O pedido de prisão do tenente-coronel Geraldo Leite Rosa Neto foi feito após a polícia concluir que a morte da soldada Gisele Alves Santana não foi suicídio, mas um caso de feminicídio seguido de fraude processual. A decisão pela preventiva foi tomada na terça-feira (17), com aval do Ministério Público de São Paulo.

Tenente-coronel foi preso em condomínio por TV Vanguarda

O caso teve uma reviravolta, já que Geraldo alegou que Gisele se matou após ele pedir a separação e só apareceu como investigado na última semana. A situação se inverteu depois da análise de dois dos 24 laudos produzidos por peritos e considerados decisivos para afastar a hipótese inicial.

O caso, registrado inicialmente a partir da alegação de Geraldo, passou a ser tratado como morte suspeita e levou à exumação do corpo da vítima no dia 7 de março. De acordo com os peritos, os exames indicam que a policial foi imobilizada pelo pescoço e não apresentou sinais de defesa. Há ainda indícios de que ela pode ter desmaiado antes de ser atingida pelo disparo.

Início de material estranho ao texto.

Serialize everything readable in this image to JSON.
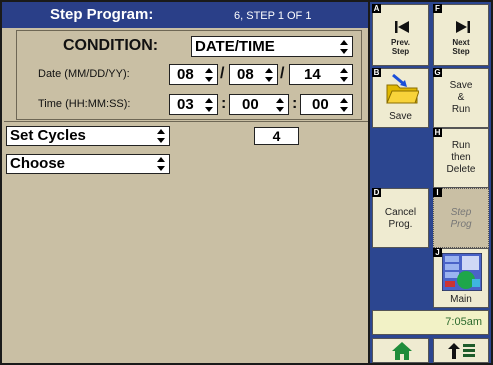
{
  "header": {
    "title": "Step Program:",
    "step_info": "6, STEP  1  OF  1"
  },
  "condition": {
    "label": "CONDITION:",
    "value": "DATE/TIME"
  },
  "date": {
    "label": "Date (MM/DD/YY):",
    "month": "08",
    "day": "08",
    "year": "14",
    "sep": "/"
  },
  "time": {
    "label": "Time (HH:MM:SS):",
    "hour": "03",
    "minute": "00",
    "second": "00",
    "sep": ":"
  },
  "action1": {
    "value": "Set Cycles",
    "count": "4"
  },
  "action2": {
    "value": "Choose"
  },
  "buttons": {
    "A": {
      "letter": "A",
      "line1": "Prev.",
      "line2": "Step"
    },
    "F": {
      "letter": "F",
      "line1": "Next",
      "line2": "Step"
    },
    "B": {
      "letter": "B",
      "label": "Save"
    },
    "G": {
      "letter": "G",
      "line1": "Save",
      "line2": "&",
      "line3": "Run"
    },
    "H": {
      "letter": "H",
      "line1": "Run",
      "line2": "then",
      "line3": "Delete"
    },
    "D": {
      "letter": "D",
      "line1": "Cancel",
      "line2": "Prog."
    },
    "I": {
      "letter": "I",
      "line1": "Step",
      "line2": "Prog"
    },
    "J": {
      "letter": "J",
      "label": "Main"
    }
  },
  "clock": "7:05am",
  "colors": {
    "header_bg": "#2a3f88",
    "panel_bg": "#c9bfa4",
    "button_bg": "#efebd1",
    "clock_bg": "#f2f2c6",
    "accent_blue": "#2c4690"
  }
}
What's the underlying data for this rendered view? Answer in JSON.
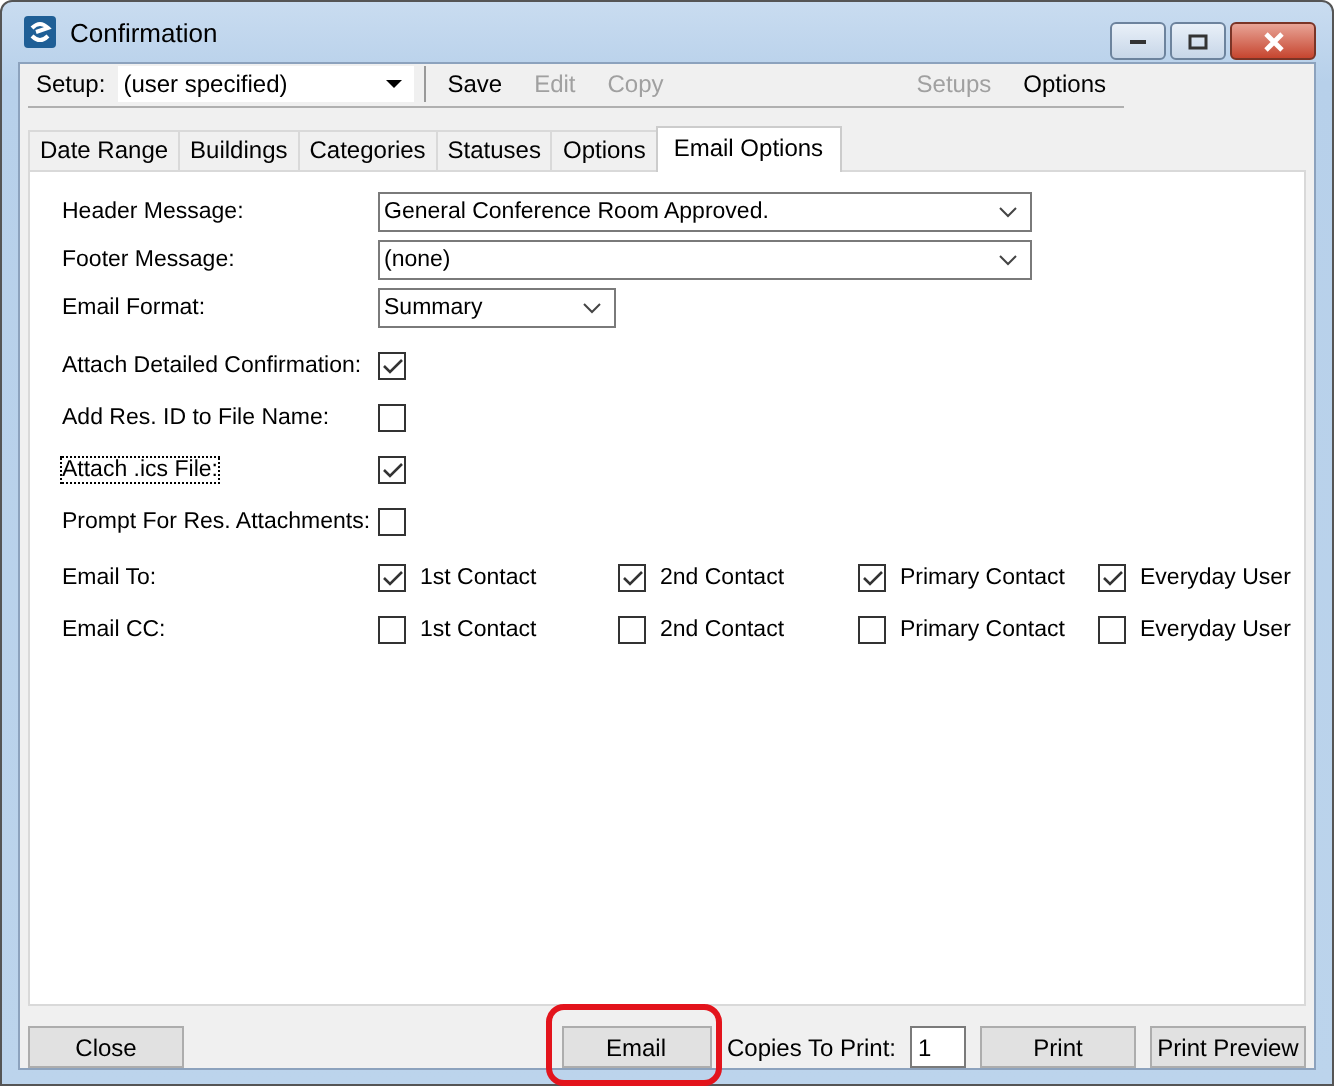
{
  "window": {
    "title": "Confirmation"
  },
  "toolbar": {
    "setup_label": "Setup:",
    "setup_value": "(user specified)",
    "actions": [
      {
        "label": "Save",
        "disabled": false
      },
      {
        "label": "Edit",
        "disabled": true
      },
      {
        "label": "Copy",
        "disabled": true
      }
    ],
    "right_actions": [
      {
        "label": "Setups",
        "disabled": true
      },
      {
        "label": "Options",
        "disabled": false
      }
    ]
  },
  "tabs": [
    {
      "label": "Date Range",
      "selected": false
    },
    {
      "label": "Buildings",
      "selected": false
    },
    {
      "label": "Categories",
      "selected": false
    },
    {
      "label": "Statuses",
      "selected": false
    },
    {
      "label": "Options",
      "selected": false
    },
    {
      "label": "Email Options",
      "selected": true
    }
  ],
  "dropdowns": [
    {
      "label": "Header Message:",
      "value": "General Conference Room Approved.",
      "kind": "wide"
    },
    {
      "label": "Footer Message:",
      "value": "(none)",
      "kind": "wide"
    },
    {
      "label": "Email Format:",
      "value": "Summary",
      "kind": "narrow"
    }
  ],
  "options": [
    {
      "label": "Attach Detailed Confirmation:",
      "checked": true,
      "focused": false
    },
    {
      "label": "Add Res. ID to File Name:",
      "checked": false,
      "focused": false
    },
    {
      "label": "Attach .ics File:",
      "checked": true,
      "focused": true
    },
    {
      "label": "Prompt For Res. Attachments:",
      "checked": false,
      "focused": false
    }
  ],
  "recipients": [
    {
      "label": "Email To:",
      "contacts": [
        {
          "label": "1st Contact",
          "checked": true
        },
        {
          "label": "2nd Contact",
          "checked": true
        },
        {
          "label": "Primary Contact",
          "checked": true
        },
        {
          "label": "Everyday User",
          "checked": true
        }
      ]
    },
    {
      "label": "Email CC:",
      "contacts": [
        {
          "label": "1st Contact",
          "checked": false
        },
        {
          "label": "2nd Contact",
          "checked": false
        },
        {
          "label": "Primary Contact",
          "checked": false
        },
        {
          "label": "Everyday User",
          "checked": false
        }
      ]
    }
  ],
  "footer": {
    "close": "Close",
    "email": {
      "label": "Email",
      "highlighted": true
    },
    "copies_label": "Copies To Print:",
    "copies_value": "1",
    "print": "Print",
    "print_preview": "Print Preview"
  }
}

A perícia também concluiu que a cena foi alterada, sendo montada pelo tenente-coronel. Isso porque havia sangue em ‘lugares errados’ e a posição dos pés não era compatível com a de casos de suicídio. As conclusões foram tiradas a partir do caminho que a bala fez para atingir a cabeça de Gisele e a profundidade de ferimentos no pescoço da soldado que indicaram uma imobilização da vítima antes da morte.